This Thursday, a medical team from U.S announced that it had successfully carried out the second known kidney transplant from a pig to a human, the first inside the body of a brain-dead recipient, and these were the results.
The operation, carried out by doctors from the University of Alabama at Birmingham (UAB) and described in a scientific article published in the peer-reviewed “American Journal of Transplantation”, takes place shortly after the successful implantation of a pig heart in a person earlier this month.
This surgery took place on September 30, 2021. It involved placing two kidneys from a genetically modified pig inside a person, Jim Parsons, 57, who wanted to be an organ donor, but his organs were deemed unsuitable. The kidneys remained functionally viable until the study ended 77 hours later.
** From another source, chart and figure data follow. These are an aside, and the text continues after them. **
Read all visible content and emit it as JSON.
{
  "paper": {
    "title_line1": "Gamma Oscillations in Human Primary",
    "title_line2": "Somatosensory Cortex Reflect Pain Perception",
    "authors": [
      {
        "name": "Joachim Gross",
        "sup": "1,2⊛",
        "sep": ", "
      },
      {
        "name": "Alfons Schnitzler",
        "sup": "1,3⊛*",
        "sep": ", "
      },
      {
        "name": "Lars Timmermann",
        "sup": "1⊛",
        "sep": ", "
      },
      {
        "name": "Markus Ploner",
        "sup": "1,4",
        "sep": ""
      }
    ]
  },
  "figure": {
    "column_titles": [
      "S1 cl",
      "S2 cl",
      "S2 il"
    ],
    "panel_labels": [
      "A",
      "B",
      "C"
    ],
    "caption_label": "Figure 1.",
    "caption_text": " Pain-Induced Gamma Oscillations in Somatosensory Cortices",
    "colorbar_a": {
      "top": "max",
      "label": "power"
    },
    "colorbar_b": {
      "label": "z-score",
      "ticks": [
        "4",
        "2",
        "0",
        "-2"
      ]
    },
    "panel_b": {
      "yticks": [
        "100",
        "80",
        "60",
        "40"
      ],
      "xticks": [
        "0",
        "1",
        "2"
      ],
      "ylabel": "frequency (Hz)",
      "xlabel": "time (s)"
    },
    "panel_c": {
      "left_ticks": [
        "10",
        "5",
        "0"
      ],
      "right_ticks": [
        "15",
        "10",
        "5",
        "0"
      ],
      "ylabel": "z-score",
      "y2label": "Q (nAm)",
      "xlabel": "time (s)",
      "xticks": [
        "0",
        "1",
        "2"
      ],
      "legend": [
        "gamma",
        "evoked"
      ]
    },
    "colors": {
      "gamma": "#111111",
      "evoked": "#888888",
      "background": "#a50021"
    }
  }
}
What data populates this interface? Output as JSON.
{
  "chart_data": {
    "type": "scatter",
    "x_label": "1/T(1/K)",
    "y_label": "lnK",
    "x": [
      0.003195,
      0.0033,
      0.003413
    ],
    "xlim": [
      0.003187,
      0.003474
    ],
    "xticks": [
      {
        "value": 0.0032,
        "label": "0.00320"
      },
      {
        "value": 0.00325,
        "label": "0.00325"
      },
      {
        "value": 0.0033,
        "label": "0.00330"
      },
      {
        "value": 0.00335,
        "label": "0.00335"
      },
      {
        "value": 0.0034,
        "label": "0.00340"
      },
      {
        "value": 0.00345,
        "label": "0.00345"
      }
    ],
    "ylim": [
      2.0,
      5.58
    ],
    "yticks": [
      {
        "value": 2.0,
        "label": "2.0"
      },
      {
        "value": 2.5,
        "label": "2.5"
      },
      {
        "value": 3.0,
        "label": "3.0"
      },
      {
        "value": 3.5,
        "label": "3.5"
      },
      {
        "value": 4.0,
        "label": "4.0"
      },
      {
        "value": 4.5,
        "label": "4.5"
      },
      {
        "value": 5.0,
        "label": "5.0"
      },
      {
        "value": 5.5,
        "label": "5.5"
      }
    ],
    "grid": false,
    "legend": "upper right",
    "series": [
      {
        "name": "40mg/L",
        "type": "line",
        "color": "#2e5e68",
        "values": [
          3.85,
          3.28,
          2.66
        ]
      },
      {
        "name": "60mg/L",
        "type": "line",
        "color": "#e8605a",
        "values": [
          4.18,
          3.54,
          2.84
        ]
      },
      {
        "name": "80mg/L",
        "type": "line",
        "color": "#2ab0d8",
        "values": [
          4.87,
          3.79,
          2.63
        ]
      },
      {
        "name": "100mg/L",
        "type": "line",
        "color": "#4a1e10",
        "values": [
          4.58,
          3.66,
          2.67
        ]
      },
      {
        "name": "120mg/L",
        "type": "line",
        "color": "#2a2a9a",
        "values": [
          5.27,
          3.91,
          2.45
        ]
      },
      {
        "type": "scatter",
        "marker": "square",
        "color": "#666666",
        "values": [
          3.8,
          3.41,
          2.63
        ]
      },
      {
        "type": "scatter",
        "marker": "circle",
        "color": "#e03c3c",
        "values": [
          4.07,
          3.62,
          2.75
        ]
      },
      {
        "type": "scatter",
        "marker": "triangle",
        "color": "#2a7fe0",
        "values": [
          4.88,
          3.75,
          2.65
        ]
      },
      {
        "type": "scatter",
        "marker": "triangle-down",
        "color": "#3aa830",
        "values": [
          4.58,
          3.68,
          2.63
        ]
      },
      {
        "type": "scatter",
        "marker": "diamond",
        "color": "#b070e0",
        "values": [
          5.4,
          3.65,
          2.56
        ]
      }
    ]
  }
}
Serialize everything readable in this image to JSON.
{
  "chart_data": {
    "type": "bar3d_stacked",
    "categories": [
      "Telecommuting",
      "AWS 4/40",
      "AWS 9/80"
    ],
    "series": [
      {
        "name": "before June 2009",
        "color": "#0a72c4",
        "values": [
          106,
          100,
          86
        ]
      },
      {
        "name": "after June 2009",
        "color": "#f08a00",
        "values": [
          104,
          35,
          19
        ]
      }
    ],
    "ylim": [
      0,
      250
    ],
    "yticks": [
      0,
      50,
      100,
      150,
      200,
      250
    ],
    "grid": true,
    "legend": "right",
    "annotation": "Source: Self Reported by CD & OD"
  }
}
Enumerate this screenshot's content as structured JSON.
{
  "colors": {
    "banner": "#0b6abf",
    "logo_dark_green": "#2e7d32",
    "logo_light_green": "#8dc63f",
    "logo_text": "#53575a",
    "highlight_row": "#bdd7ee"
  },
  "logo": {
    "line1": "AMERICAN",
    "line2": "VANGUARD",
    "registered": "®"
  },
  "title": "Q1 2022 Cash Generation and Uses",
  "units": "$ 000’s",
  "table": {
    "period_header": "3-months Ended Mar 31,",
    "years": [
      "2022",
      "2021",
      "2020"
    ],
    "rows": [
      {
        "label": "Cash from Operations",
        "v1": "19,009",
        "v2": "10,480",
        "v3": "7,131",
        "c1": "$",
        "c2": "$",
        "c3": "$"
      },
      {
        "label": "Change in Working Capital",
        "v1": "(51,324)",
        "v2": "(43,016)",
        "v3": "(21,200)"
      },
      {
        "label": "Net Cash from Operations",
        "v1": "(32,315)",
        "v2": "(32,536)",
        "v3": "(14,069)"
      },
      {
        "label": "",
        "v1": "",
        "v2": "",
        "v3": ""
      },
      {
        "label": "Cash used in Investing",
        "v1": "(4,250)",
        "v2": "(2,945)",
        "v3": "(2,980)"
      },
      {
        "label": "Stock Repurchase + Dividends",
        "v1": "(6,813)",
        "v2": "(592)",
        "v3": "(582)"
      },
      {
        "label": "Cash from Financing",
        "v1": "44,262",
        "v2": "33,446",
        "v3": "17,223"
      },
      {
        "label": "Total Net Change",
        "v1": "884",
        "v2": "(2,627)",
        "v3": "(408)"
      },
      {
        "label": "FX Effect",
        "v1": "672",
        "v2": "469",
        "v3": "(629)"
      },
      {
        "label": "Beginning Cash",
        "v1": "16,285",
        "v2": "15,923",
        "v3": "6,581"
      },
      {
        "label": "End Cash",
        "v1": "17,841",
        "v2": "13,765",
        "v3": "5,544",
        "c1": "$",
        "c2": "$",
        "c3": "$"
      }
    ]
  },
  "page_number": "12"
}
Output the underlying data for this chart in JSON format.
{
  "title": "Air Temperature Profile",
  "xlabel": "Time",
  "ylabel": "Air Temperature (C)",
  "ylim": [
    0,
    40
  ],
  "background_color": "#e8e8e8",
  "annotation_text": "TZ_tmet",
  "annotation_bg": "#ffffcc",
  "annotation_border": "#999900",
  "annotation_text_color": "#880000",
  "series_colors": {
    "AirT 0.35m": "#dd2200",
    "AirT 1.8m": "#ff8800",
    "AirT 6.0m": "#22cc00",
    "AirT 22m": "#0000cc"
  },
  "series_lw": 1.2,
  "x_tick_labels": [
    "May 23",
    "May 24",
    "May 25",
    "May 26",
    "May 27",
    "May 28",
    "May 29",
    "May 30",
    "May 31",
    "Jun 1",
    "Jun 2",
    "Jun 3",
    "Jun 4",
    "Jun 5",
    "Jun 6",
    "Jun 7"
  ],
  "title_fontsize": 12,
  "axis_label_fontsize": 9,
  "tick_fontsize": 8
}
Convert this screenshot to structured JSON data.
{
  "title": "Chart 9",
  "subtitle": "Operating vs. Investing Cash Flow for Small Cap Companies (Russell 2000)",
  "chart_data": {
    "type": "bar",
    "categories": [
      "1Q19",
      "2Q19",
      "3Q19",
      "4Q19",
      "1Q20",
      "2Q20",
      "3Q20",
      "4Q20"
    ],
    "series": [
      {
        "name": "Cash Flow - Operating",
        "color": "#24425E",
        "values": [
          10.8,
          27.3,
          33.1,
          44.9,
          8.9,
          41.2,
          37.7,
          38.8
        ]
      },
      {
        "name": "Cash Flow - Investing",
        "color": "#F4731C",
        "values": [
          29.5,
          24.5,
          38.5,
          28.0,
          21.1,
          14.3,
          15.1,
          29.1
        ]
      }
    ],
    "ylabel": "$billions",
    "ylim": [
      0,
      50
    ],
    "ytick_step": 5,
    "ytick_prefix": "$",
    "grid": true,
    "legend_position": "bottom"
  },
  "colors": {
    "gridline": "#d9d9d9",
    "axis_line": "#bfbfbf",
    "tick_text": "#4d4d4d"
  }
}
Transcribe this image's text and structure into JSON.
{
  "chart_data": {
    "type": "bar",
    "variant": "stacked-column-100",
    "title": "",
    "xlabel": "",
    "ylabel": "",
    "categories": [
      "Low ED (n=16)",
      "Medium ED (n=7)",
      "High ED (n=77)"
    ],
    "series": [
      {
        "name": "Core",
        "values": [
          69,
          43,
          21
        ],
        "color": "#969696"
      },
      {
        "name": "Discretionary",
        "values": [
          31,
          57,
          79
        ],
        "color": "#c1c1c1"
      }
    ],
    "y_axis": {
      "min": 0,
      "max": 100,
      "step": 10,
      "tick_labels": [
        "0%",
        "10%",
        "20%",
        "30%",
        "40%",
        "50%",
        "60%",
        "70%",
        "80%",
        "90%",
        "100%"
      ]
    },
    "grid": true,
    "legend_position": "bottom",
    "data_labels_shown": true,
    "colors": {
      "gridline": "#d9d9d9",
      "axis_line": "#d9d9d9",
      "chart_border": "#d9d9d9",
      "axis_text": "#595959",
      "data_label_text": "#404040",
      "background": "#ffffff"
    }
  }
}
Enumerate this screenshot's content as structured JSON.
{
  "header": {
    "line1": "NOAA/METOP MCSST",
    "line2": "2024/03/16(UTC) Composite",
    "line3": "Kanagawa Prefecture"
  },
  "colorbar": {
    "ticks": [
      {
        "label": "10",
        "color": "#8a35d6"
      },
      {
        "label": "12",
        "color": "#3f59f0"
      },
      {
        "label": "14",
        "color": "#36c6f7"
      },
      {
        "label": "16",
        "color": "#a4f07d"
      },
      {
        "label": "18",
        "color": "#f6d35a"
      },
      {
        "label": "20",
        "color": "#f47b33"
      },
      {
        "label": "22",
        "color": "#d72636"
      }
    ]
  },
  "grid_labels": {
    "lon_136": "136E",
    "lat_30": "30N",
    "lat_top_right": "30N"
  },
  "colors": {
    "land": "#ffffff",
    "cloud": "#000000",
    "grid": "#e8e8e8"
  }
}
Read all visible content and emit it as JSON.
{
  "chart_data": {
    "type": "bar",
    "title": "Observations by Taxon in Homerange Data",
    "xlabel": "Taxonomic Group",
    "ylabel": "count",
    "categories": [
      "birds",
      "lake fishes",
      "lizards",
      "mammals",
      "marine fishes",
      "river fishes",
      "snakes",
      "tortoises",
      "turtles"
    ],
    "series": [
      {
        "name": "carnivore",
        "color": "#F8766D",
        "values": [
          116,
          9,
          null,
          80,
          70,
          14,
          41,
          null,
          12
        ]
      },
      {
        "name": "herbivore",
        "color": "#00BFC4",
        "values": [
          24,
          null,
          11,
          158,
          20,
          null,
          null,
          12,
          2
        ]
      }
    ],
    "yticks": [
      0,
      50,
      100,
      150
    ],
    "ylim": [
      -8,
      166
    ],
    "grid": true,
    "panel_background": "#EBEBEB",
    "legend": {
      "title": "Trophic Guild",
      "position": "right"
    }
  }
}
“Today’s results are a remarkable achievement for humanity and advance xenotransplantation into the clinical arena,” said Selwyn Vickers, dean of the UAB Heersink School of Medicine, which performed the procedure.
“The transplanted kidneys filtered blood, produced urine and, most importantly, were not immediately rejected.”said the UAB in a statement.
Advances in the field of called xenotransplantation, or interspecies organ transplantation, may one day solve the chronic shortage of organ donations in humans.
The UAB team indicated that this procedure is one step closer to becoming a clinical reality. They plan to move to human trials soon and then seek regulatory approval for these types of interventions.
The first pig kidney was transplanted into a human by a team from New York University (NYU) Langone on September 25, 2021 and involved a brain-dead patient on a ventilator whose family had given permission for the experiment. .
This particular procedure involved attaching a kidney to blood vessels in the upper part of one of the patient’s legs, so that scientists could look at it and take biopsy samples.
The same team carried out another similar experiment on November 22.
Currently, pig heart valves are widely used in humans, and pig skin is grafted onto burn victims.
Pigs are the ideal donors due to the size of their organs, their rapid growth and in large litters, and that are already raised as a food source.